Charles Ellicott Commentary
"And God said, This is the token of the covenant which I make between me and you and every living creature that is with you, for perpetual generations:" — Genesis 9:12 (ASV)
This is the token of the covenant. —The word translated “token” really means sign, and it is a term that has received very unfortunate treatment in our translation, especially in the New Testament. For instance, in St. John’s Gospel, it is too frequently translated as miracle.
Its meaning will be best seen by examining some of the places where it occurs: for example, Genesis 17:11; Exodus 3:12; Exodus 12:13; Exodus 13:16; Numbers 17:10; Joshua 2:12; Job 21:29; Psalms 65:8; Psalms 86:17; Psalms 135:9; Isaiah 44:25. In the majority of these places the sign, or token, is some natural occurrence, but in its higher meaning it is a proof or indication of God’s immediate working.
On proper occasions, therefore, it will be supernatural, because the proof of God’s direct agency will most fitly be some act such as God alone can accomplish. More frequently it is something natural. Thus the sign to the shepherds of the birth of a Saviour, who was “the anointed Jehovah” (Luke 2:11), was their finding in a manger a babe wrapped in swaddling clothes, a thing of the most simple and ordinary kind.
We may dismiss, then, all such curious speculations as that no rain fell before the flood, or that some necessary condition for producing this glorious symbol was lacking. What Noah needed was a guarantee and a memorial which, whenever rain occurred, would remind him of the Divine promise; and such a memorial was best drawn from the natural accompaniments of rain.
We may further notice with Maimonides that the words are not, as in our translation, I do set, but my bow I have set in the cloud: that is, the bow which God set in the cloud on that day of creation in which He imposed upon air and water those laws which produce this phenomenon, is now to become the sign of a solemn compact made with man by God, by which He gives man the assurance that neither he nor his works will ever again be swept away by a flood.

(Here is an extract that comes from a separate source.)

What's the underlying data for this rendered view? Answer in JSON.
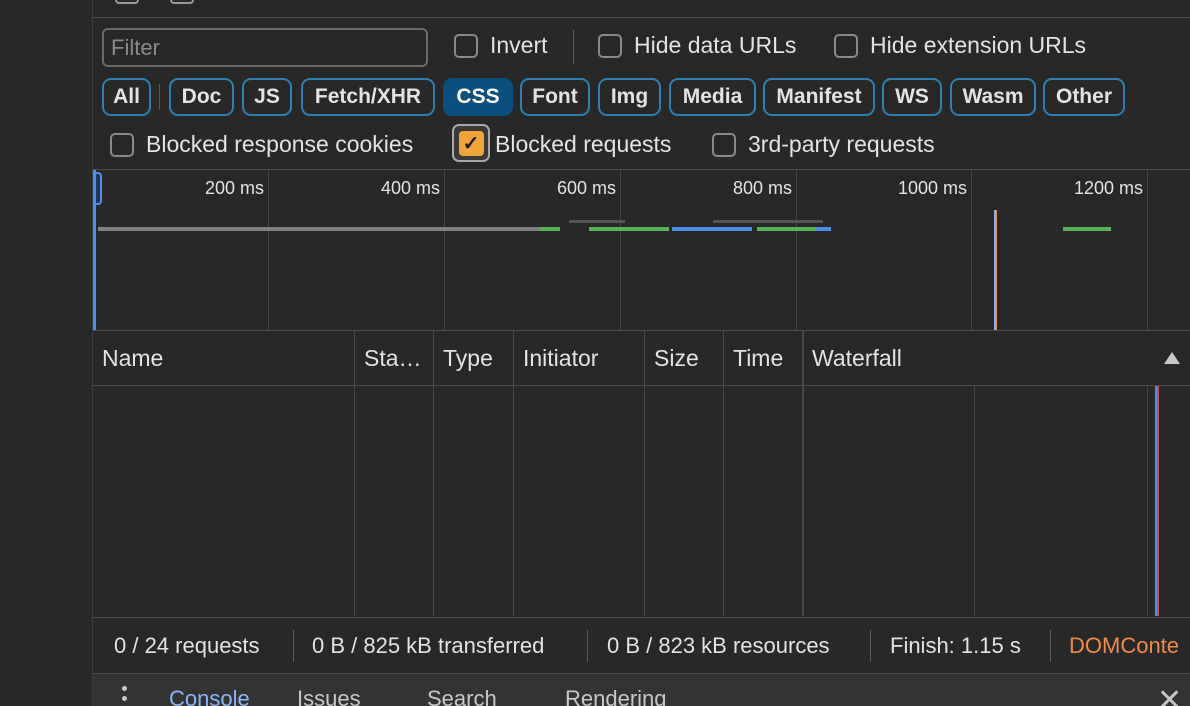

But a covenant is a contract between two parties; and what, we may ask, was the undertaking on man’s part? The Talmud enumerates several of the chief moral laws, which it supposes that Noah was now bound to observe.
More truly, it was a covenant of grace, just as that in Genesis 6:18 was one simply of mercy. What then might have been granted simply as a promise on God’s part is made into a covenant, not merely for man’s greater assurance, but also to indicate that it was irrevocable. Promises are revocable, and their fulfilment may depend upon man’s co-agency; a covenant is irrevocable, and under no circumstances will the earth again be destroyed by water.
The rainbow appears in the Chaldean Genesis, but in a heathenish manner:—
“From afar the great goddess (Istar) at her approach
Lifted up the mighty arches (i.e., the rainbow)
Which Anu had created as his glory.
The crystal of those gods before me (i.e., the rainbow)
never may I forget.” — Chald. Gen., p. 287.